L'abominable Gnoll releva la tête, refermant sa mâchoire, et poussa un cri de détresse, avant de s'effondrer sur le ventre, relevant à nouveau de la poussière aux bottes de Lamenoire qui le jugeait du regard. Il tourna autour du corps gisant sur le sol de sa bête, le regardant sur toutes ses coutures. Le feu embrassé éclairait les deux silhouettes dans la nuit obscure, leurs ombres se répercutant longuement sur le canyon, les nuages avaient soudainement obscurcis le ciel tandis que les criquets chantaient leur mélodie comme chaque été.

L'aventurier s'agenouilla près du cadavre du Gnoll, posant ses fines mains sur le macchabée, les faisant glisser le long de son armure et de son corps. Il atteignit quelque chose au niveau de sa poche de son pantalon déchiré et tâché de son sang.
Lamenoire déplaça ses deux mains gantées vers cette poche, et agriffa à l'aide de ses longs doigts crochus une bourse. UNE BOURSE ?!

C'était son jour de chance ! Il défit le nœud servant à la refermer, puis l'ouvra, plongeant ses doigts et son regard à l'intérieur. Il n'y avait là 2 pièces d'or et 20 pièces de bronze  ! Lamenoire esquissa un sourire de satisfaction sous son masque, il tourna la tête de droite à gauche, puis plaça les pièces dans sa propre bourse, avant de jeter celle de Grondérire à ses pattes.
Comme appelé par Mornoir, l'homme ressorti l'épée de son fourreau dans un grincement métallique qui ferait frisonner n'importe quelle personne normale. Il fit tournoyer légèrement le manche de Mornoir dans sa main droite, leva haut l'épée au dessus de sa tête comme pour abattre quelqu'un au sol et...

CRACK !

Un éclair s'écrasa sur la toile de la tente, la lumière aveuglante déstabilisa Lamenoire qui lâcha son épée au sol. L'assemblage de toiles et de bois prit instantanément feu et s'embrassa sous les pupilles vertes de l'aventurier. Il tourna la tête, commençant à suer de panique, regardant de droite à gauche nerveusement qui avait bien pu lancer cet éclair avant de s'en reprendre un deuxième.

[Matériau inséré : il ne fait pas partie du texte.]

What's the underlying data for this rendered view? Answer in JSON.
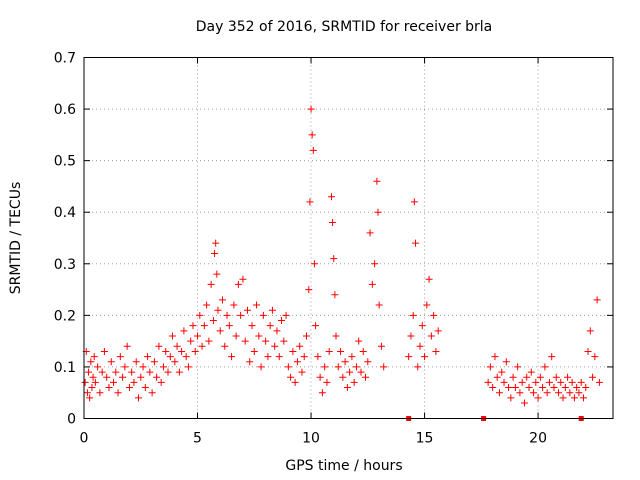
{
  "chart_data": {
    "type": "scatter",
    "title": "Day 352 of 2016, SRMTID for receiver brla",
    "xlabel": "GPS time / hours",
    "ylabel": "SRMTID / TECUs",
    "xlim": [
      0,
      23.3
    ],
    "ylim": [
      0,
      0.7
    ],
    "xticks": [
      0,
      5,
      10,
      15,
      20
    ],
    "xtick_labels": [
      "0",
      "5",
      "10",
      "15",
      "20"
    ],
    "yticks": [
      0,
      0.1,
      0.2,
      0.3,
      0.4,
      0.5,
      0.6,
      0.7
    ],
    "ytick_labels": [
      "0",
      "0.1",
      "0.2",
      "0.3",
      "0.4",
      "0.5",
      "0.6",
      "0.7"
    ],
    "grid": true,
    "marker": "+",
    "color": "#ff0000",
    "series": [
      {
        "name": "SRMTID",
        "points": [
          [
            0.05,
            0.07
          ],
          [
            0.1,
            0.13
          ],
          [
            0.15,
            0.05
          ],
          [
            0.2,
            0.09
          ],
          [
            0.25,
            0.04
          ],
          [
            0.3,
            0.11
          ],
          [
            0.35,
            0.06
          ],
          [
            0.4,
            0.08
          ],
          [
            0.45,
            0.12
          ],
          [
            0.5,
            0.07
          ],
          [
            0.6,
            0.1
          ],
          [
            0.7,
            0.05
          ],
          [
            0.8,
            0.09
          ],
          [
            0.9,
            0.13
          ],
          [
            1.0,
            0.08
          ],
          [
            1.1,
            0.06
          ],
          [
            1.2,
            0.11
          ],
          [
            1.3,
            0.07
          ],
          [
            1.4,
            0.09
          ],
          [
            1.5,
            0.05
          ],
          [
            1.6,
            0.12
          ],
          [
            1.7,
            0.08
          ],
          [
            1.8,
            0.1
          ],
          [
            1.9,
            0.14
          ],
          [
            2.0,
            0.06
          ],
          [
            2.1,
            0.09
          ],
          [
            2.2,
            0.07
          ],
          [
            2.3,
            0.11
          ],
          [
            2.4,
            0.04
          ],
          [
            2.5,
            0.08
          ],
          [
            2.6,
            0.1
          ],
          [
            2.7,
            0.06
          ],
          [
            2.8,
            0.12
          ],
          [
            2.9,
            0.09
          ],
          [
            3.0,
            0.05
          ],
          [
            3.1,
            0.11
          ],
          [
            3.2,
            0.08
          ],
          [
            3.3,
            0.14
          ],
          [
            3.4,
            0.07
          ],
          [
            3.5,
            0.1
          ],
          [
            3.6,
            0.13
          ],
          [
            3.7,
            0.09
          ],
          [
            3.8,
            0.12
          ],
          [
            3.9,
            0.16
          ],
          [
            4.0,
            0.11
          ],
          [
            4.1,
            0.14
          ],
          [
            4.2,
            0.09
          ],
          [
            4.3,
            0.13
          ],
          [
            4.4,
            0.17
          ],
          [
            4.5,
            0.12
          ],
          [
            4.6,
            0.1
          ],
          [
            4.7,
            0.15
          ],
          [
            4.8,
            0.18
          ],
          [
            4.9,
            0.13
          ],
          [
            5.0,
            0.16
          ],
          [
            5.1,
            0.2
          ],
          [
            5.2,
            0.14
          ],
          [
            5.3,
            0.18
          ],
          [
            5.4,
            0.22
          ],
          [
            5.5,
            0.15
          ],
          [
            5.6,
            0.26
          ],
          [
            5.7,
            0.19
          ],
          [
            5.75,
            0.32
          ],
          [
            5.8,
            0.34
          ],
          [
            5.85,
            0.28
          ],
          [
            5.9,
            0.21
          ],
          [
            6.0,
            0.17
          ],
          [
            6.1,
            0.23
          ],
          [
            6.2,
            0.14
          ],
          [
            6.3,
            0.2
          ],
          [
            6.4,
            0.18
          ],
          [
            6.5,
            0.12
          ],
          [
            6.6,
            0.22
          ],
          [
            6.7,
            0.16
          ],
          [
            6.8,
            0.26
          ],
          [
            6.9,
            0.2
          ],
          [
            7.0,
            0.27
          ],
          [
            7.1,
            0.15
          ],
          [
            7.2,
            0.21
          ],
          [
            7.3,
            0.11
          ],
          [
            7.4,
            0.18
          ],
          [
            7.5,
            0.13
          ],
          [
            7.6,
            0.22
          ],
          [
            7.7,
            0.16
          ],
          [
            7.8,
            0.1
          ],
          [
            7.9,
            0.2
          ],
          [
            8.0,
            0.15
          ],
          [
            8.1,
            0.12
          ],
          [
            8.2,
            0.18
          ],
          [
            8.3,
            0.21
          ],
          [
            8.4,
            0.14
          ],
          [
            8.5,
            0.17
          ],
          [
            8.6,
            0.12
          ],
          [
            8.7,
            0.19
          ],
          [
            8.8,
            0.15
          ],
          [
            8.9,
            0.2
          ],
          [
            9.0,
            0.1
          ],
          [
            9.1,
            0.08
          ],
          [
            9.2,
            0.13
          ],
          [
            9.3,
            0.07
          ],
          [
            9.4,
            0.11
          ],
          [
            9.5,
            0.14
          ],
          [
            9.6,
            0.09
          ],
          [
            9.7,
            0.12
          ],
          [
            9.8,
            0.16
          ],
          [
            9.9,
            0.25
          ],
          [
            9.95,
            0.42
          ],
          [
            10.0,
            0.6
          ],
          [
            10.05,
            0.55
          ],
          [
            10.1,
            0.52
          ],
          [
            10.15,
            0.3
          ],
          [
            10.2,
            0.18
          ],
          [
            10.3,
            0.12
          ],
          [
            10.4,
            0.08
          ],
          [
            10.5,
            0.05
          ],
          [
            10.6,
            0.1
          ],
          [
            10.7,
            0.07
          ],
          [
            10.8,
            0.13
          ],
          [
            10.9,
            0.43
          ],
          [
            10.95,
            0.38
          ],
          [
            11.0,
            0.31
          ],
          [
            11.05,
            0.24
          ],
          [
            11.1,
            0.16
          ],
          [
            11.2,
            0.1
          ],
          [
            11.3,
            0.13
          ],
          [
            11.4,
            0.08
          ],
          [
            11.5,
            0.11
          ],
          [
            11.6,
            0.06
          ],
          [
            11.7,
            0.09
          ],
          [
            11.8,
            0.12
          ],
          [
            11.9,
            0.07
          ],
          [
            12.0,
            0.1
          ],
          [
            12.1,
            0.15
          ],
          [
            12.2,
            0.09
          ],
          [
            12.3,
            0.13
          ],
          [
            12.4,
            0.08
          ],
          [
            12.5,
            0.11
          ],
          [
            12.6,
            0.36
          ],
          [
            12.7,
            0.26
          ],
          [
            12.8,
            0.3
          ],
          [
            12.9,
            0.46
          ],
          [
            12.95,
            0.4
          ],
          [
            13.0,
            0.22
          ],
          [
            13.1,
            0.14
          ],
          [
            13.2,
            0.1
          ],
          [
            14.3,
            0.12
          ],
          [
            14.4,
            0.16
          ],
          [
            14.5,
            0.2
          ],
          [
            14.55,
            0.42
          ],
          [
            14.6,
            0.34
          ],
          [
            14.7,
            0.1
          ],
          [
            14.8,
            0.14
          ],
          [
            14.9,
            0.18
          ],
          [
            15.0,
            0.12
          ],
          [
            15.1,
            0.22
          ],
          [
            15.2,
            0.27
          ],
          [
            15.3,
            0.16
          ],
          [
            15.4,
            0.2
          ],
          [
            15.5,
            0.13
          ],
          [
            15.6,
            0.17
          ],
          [
            17.8,
            0.07
          ],
          [
            17.9,
            0.1
          ],
          [
            18.0,
            0.06
          ],
          [
            18.1,
            0.12
          ],
          [
            18.2,
            0.08
          ],
          [
            18.3,
            0.05
          ],
          [
            18.4,
            0.09
          ],
          [
            18.5,
            0.07
          ],
          [
            18.6,
            0.11
          ],
          [
            18.7,
            0.06
          ],
          [
            18.8,
            0.04
          ],
          [
            18.9,
            0.08
          ],
          [
            19.0,
            0.06
          ],
          [
            19.1,
            0.1
          ],
          [
            19.2,
            0.05
          ],
          [
            19.3,
            0.07
          ],
          [
            19.4,
            0.03
          ],
          [
            19.5,
            0.08
          ],
          [
            19.6,
            0.06
          ],
          [
            19.7,
            0.09
          ],
          [
            19.8,
            0.05
          ],
          [
            19.9,
            0.07
          ],
          [
            20.0,
            0.04
          ],
          [
            20.1,
            0.08
          ],
          [
            20.2,
            0.06
          ],
          [
            20.3,
            0.1
          ],
          [
            20.4,
            0.05
          ],
          [
            20.5,
            0.07
          ],
          [
            20.6,
            0.12
          ],
          [
            20.7,
            0.06
          ],
          [
            20.8,
            0.08
          ],
          [
            20.9,
            0.05
          ],
          [
            21.0,
            0.07
          ],
          [
            21.1,
            0.04
          ],
          [
            21.2,
            0.06
          ],
          [
            21.3,
            0.08
          ],
          [
            21.4,
            0.05
          ],
          [
            21.5,
            0.07
          ],
          [
            21.6,
            0.04
          ],
          [
            21.7,
            0.06
          ],
          [
            21.8,
            0.05
          ],
          [
            21.9,
            0.07
          ],
          [
            22.0,
            0.04
          ],
          [
            22.1,
            0.06
          ],
          [
            22.2,
            0.13
          ],
          [
            22.3,
            0.17
          ],
          [
            22.4,
            0.08
          ],
          [
            22.5,
            0.12
          ],
          [
            22.6,
            0.23
          ],
          [
            22.7,
            0.07
          ]
        ]
      }
    ],
    "zero_markers": [
      14.3,
      17.6,
      21.9
    ]
  }
}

Au fond du canyon, dans l'obscurité, il vit cinq silhouettes de Gnoll courir à toute vitesse vers sa position. Malédiction, il a été repéré, il ne pourra pas se cacher dans les ombres !
Mais tout au fond, un vieux Gnoll observe. Il est debout au coin du feu, près des cadavres de son congénère. Sa peau est fripée, son est poil est gris et sa langue est pendante. Il porte une vieille capuche et une sorte de robe recousue. Son bâton embellis de dizaines de colliers en tout genre, parfois même formés de bouchons, fait des ronds au dessus de sa tête. Les nuages se concentrent autours de lui dans le ciel, dansant également de la même façon que les mouvements du bâton.
Pas de toute, c'est lui qui a lancé l'éclair.